Setidaknya ada sejumlah alasan Kementerian BUMN mengganti lima direktur Pertamina itu. Pertama, bagian dari upaya mempercepat proses pembentukan perusahaan induk (holding) di sektor minyak dan gas. Kedua, perkembangan kondisi terakhir kejadian kecelakaan pipa di Balikpapan dan kelangkaan bahan bakar minyak (BBM).
Menanggapi keputusan itu, Luhut meminta Massa Manik tetap berlapang dada. "Karena sudah diputuskan (diberhentikan), ya, kita harus loyal.

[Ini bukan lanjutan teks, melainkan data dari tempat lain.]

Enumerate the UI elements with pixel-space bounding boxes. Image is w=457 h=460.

Namanya dinamika hidup," katanya.
Lebih jauh, Luhut menyebutkan Massa Manik sangat berkomitmen dalam bekerja. "Hampir semua pekerjaan yang dia tangani berjalan baik. Setahu saya, dia profesional banget," tuturnya. Salah satu contohnya, Massa Manik sudah menyiapkan roadmap Pertamina untuk 15 tahun ke depan yang komprehensif tapi mudah dipahami. 
Peta jalan Pertamina di masa mendatang yang disusun Massa Manik itu telah disampaikan di depan sejumlah menteri. "Dipaparkan di depan Menteri ESDM, di depan saya, dan tentunya juga di depan Menteri BUMN," kata Luhut.
Pemaparan oleh Massa Manik itu yang membuat Luhut terpukau. "Baru pertama kalinya saya lihat ada paparan sebagus itu. Misalnya usulan agar Pertamina tak perlu punya mayoritas saham di upstream, seperti Inpex-nya Jepang. Juga soal oil refinery yang tak bisa off take 100 persen agar tak ganggu neraca Pertamina," ucap Luhut.